Friday, July 5, 2019

Travel Complications

Our cruise to the Baltic ran into some complications.

We are currently in a hospital in Visby Sweden on the Island of Gotland.

We were having a great time on t cruise around the Baltic Sea when I became ill. Mostly, I was very weak and very tired. I had some discomfort in my abdomen. They moved me to the local hospital where I have been ever since. They tell me that I have appendicitis.

They have been treating me with oral and IV antibiotics with the idea of avoiding surgery. After the first day, this seemed to be knocking down the disease, but there was no further progress on the third day as hoped. As of yesterday, they seemed to be leaning toward the surgery - which is apparently no big deal. At least not to them.

There is a big convention on the island, so there are no hotel rooms available. The room they gave me is beautiful with an ocean view. It is large, so they moved in a second bed which they are allowing Barbara to use. Very nice of them.

I am not feeling all that bad. I am tired and spend a lot of time sleeping, but I am not in pain. We are being treated very well. The hospital seems excellent and we are hoping to be back in the Boston / NH area soon.

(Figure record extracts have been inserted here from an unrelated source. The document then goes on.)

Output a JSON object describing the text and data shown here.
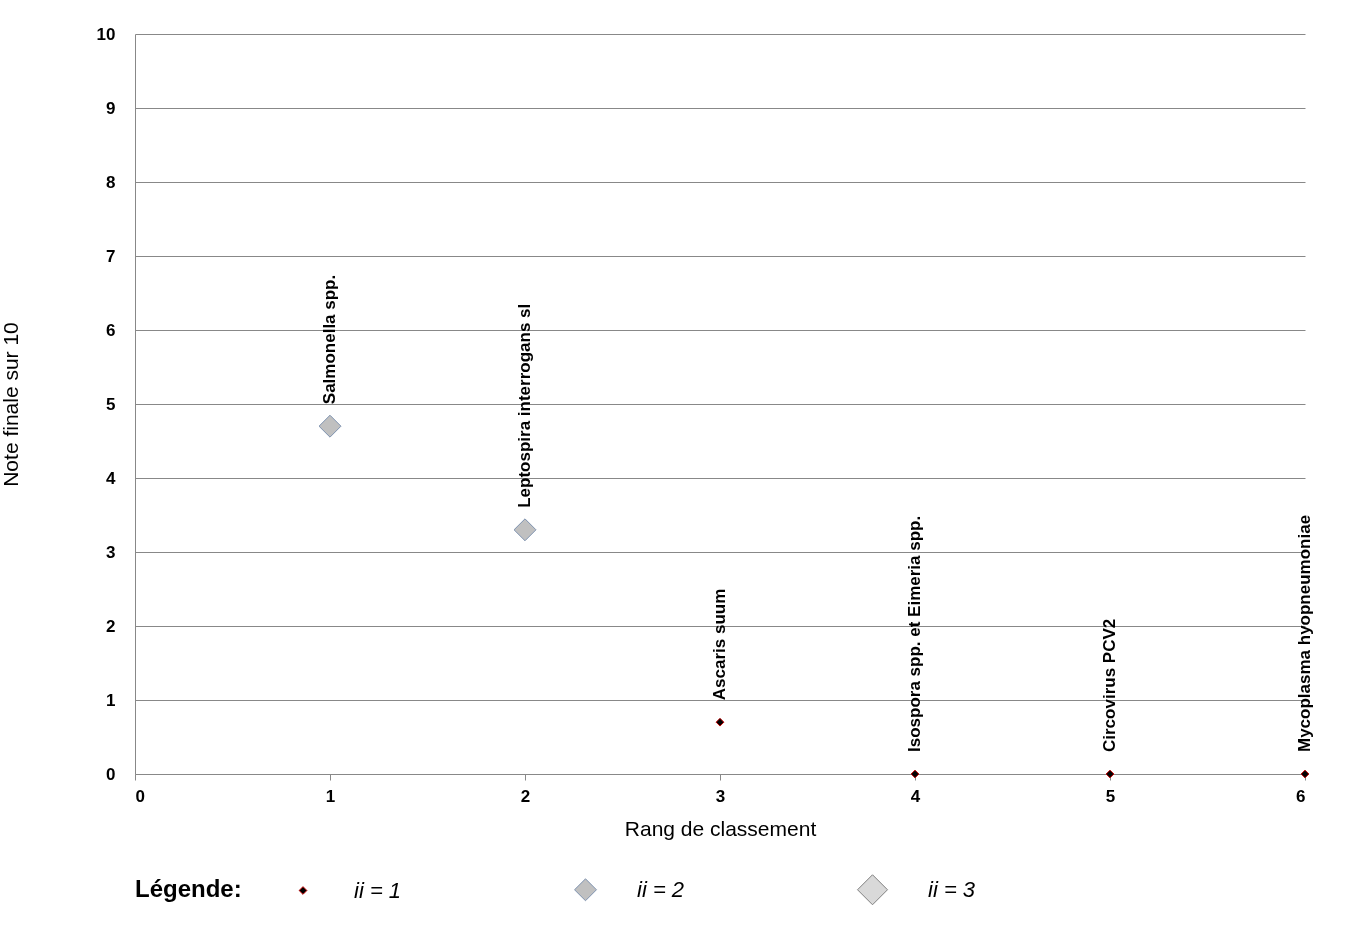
{
  "chart_data": {
    "type": "scatter",
    "xlabel": "Rang de classement",
    "ylabel": "Note finale sur 10",
    "legend_title": "Légende:",
    "xlim": [
      0,
      6
    ],
    "xticks": [
      0,
      1,
      2,
      3,
      4,
      5,
      6
    ],
    "ylim": [
      0,
      10
    ],
    "yticks": [
      0,
      1,
      2,
      3,
      4,
      5,
      6,
      7,
      8,
      9,
      10
    ],
    "grid": "y",
    "legend": "bottom",
    "marker": "diamond",
    "series": [
      {
        "name": "ii = 1",
        "color": "#000000",
        "x": [
          3,
          4,
          5,
          6
        ],
        "values": [
          0.7,
          0,
          0,
          0
        ]
      },
      {
        "name": "ii = 2",
        "color": "#c0c0c0",
        "x": [
          1,
          2
        ],
        "values": [
          4.7,
          3.3
        ]
      },
      {
        "name": "ii = 3",
        "color": "#d9d9d9"
      }
    ],
    "annotations": [
      {
        "text": "Salmonella spp.",
        "x": 1,
        "y": 4.7
      },
      {
        "text": "Leptospira interrogans sl",
        "x": 2,
        "y": 3.3
      },
      {
        "text": "Ascaris suum",
        "x": 3,
        "y": 0.7
      },
      {
        "text": "Isospora spp. et Eimeria spp.",
        "x": 4,
        "y": 0
      },
      {
        "text": "Circovirus PCV2",
        "x": 5,
        "y": 0
      },
      {
        "text": "Mycoplasma hyopneumoniae",
        "x": 6,
        "y": 0
      }
    ]
  }
}
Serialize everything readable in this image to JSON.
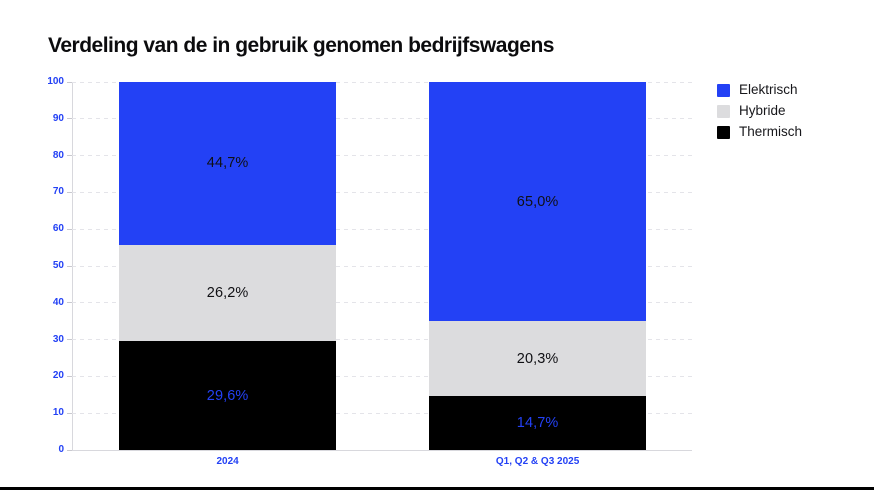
{
  "page": {
    "title": "Verdeling van de in gebruik genomen bedrijfswagens",
    "background": "#ffffff",
    "accent_blue": "#2341f5",
    "bottom_rule_color": "#000000"
  },
  "chart_data": {
    "type": "bar",
    "stacked": true,
    "title": "Verdeling van de in gebruik genomen bedrijfswagens",
    "categories": [
      "2024",
      "Q1, Q2 & Q3 2025"
    ],
    "series": [
      {
        "name": "Elektrisch",
        "color": "#2341f5",
        "label_color": "#101014",
        "values": [
          44.7,
          65.0
        ],
        "value_labels": [
          "44,7%",
          "65,0%"
        ]
      },
      {
        "name": "Hybride",
        "color": "#dcdcde",
        "label_color": "#101014",
        "values": [
          26.2,
          20.3
        ],
        "value_labels": [
          "26,2%",
          "20,3%"
        ]
      },
      {
        "name": "Thermisch",
        "color": "#000000",
        "label_color": "#2341f5",
        "values": [
          29.6,
          14.7
        ],
        "value_labels": [
          "29,6%",
          "14,7%"
        ]
      }
    ],
    "ylim": [
      0,
      100
    ],
    "yticks": [
      0,
      10,
      20,
      30,
      40,
      50,
      60,
      70,
      80,
      90,
      100
    ],
    "grid": "horizontal-dashed",
    "grid_color": "#e4e4e9",
    "axis_color": "#d8d8dd",
    "tick_label_color": "#2341f5",
    "legend_position": "top-right",
    "xlabel": "",
    "ylabel": ""
  }
}
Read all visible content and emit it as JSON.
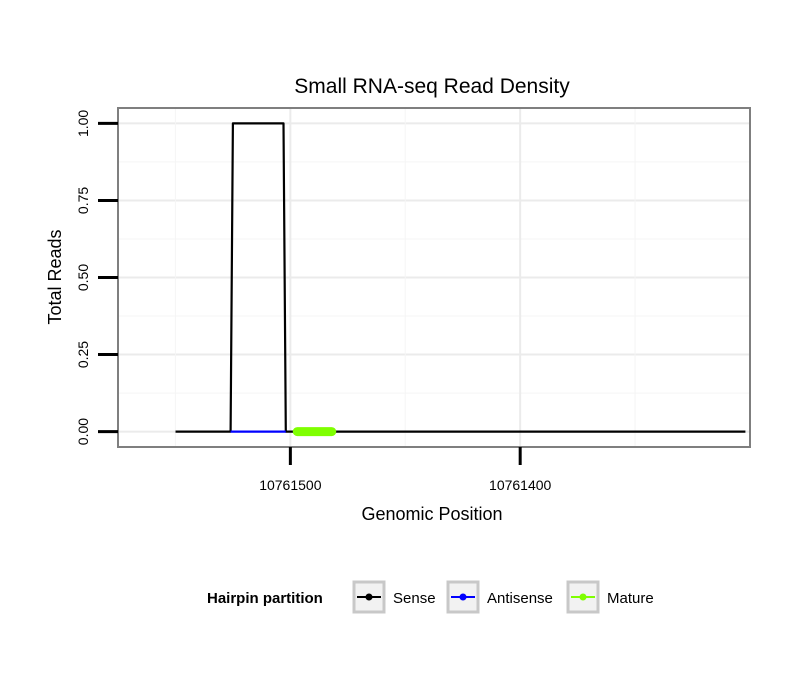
{
  "chart_data": {
    "type": "line",
    "title": "Small RNA-seq Read Density",
    "xlabel": "Genomic Position",
    "ylabel": "Total Reads",
    "x_reversed": true,
    "xlim": [
      10761575,
      10761300
    ],
    "ylim": [
      -0.05,
      1.05
    ],
    "x_ticks": [
      10761500,
      10761400
    ],
    "x_tick_labels": [
      "10761500",
      "10761400"
    ],
    "y_ticks": [
      0,
      0.25,
      0.5,
      0.75,
      1
    ],
    "y_tick_labels": [
      "0.00",
      "0.25",
      "0.50",
      "0.75",
      "1.00"
    ],
    "series": [
      {
        "name": "Sense",
        "color": "#000000",
        "x": [
          10761550,
          10761526,
          10761525,
          10761503,
          10761502,
          10761302
        ],
        "y": [
          0,
          0,
          1,
          1,
          0,
          0
        ]
      },
      {
        "name": "Antisense",
        "color": "#0000ff",
        "x": [
          10761526,
          10761502
        ],
        "y": [
          0,
          0
        ]
      },
      {
        "name": "Mature",
        "color": "#7fff00",
        "x": [
          10761497,
          10761482
        ],
        "y": [
          0,
          0
        ]
      }
    ],
    "legend": {
      "title": "Hairpin partition",
      "position": "bottom",
      "entries": [
        "Sense",
        "Antisense",
        "Mature"
      ]
    }
  }
}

As I write this, it is 8:30 AM and we are waiting for the doctors to come by. they took blood samples at 6:00 and I think they will want those results before they decide whether or not to operate. We have been in contact with doctors in Boston - both our primary doctor and my Multiple Myeloma doctor. They agree that whacking out the appendix is probably the best solution at this time.

I will try to use this blog as a means of letting people know what is going on.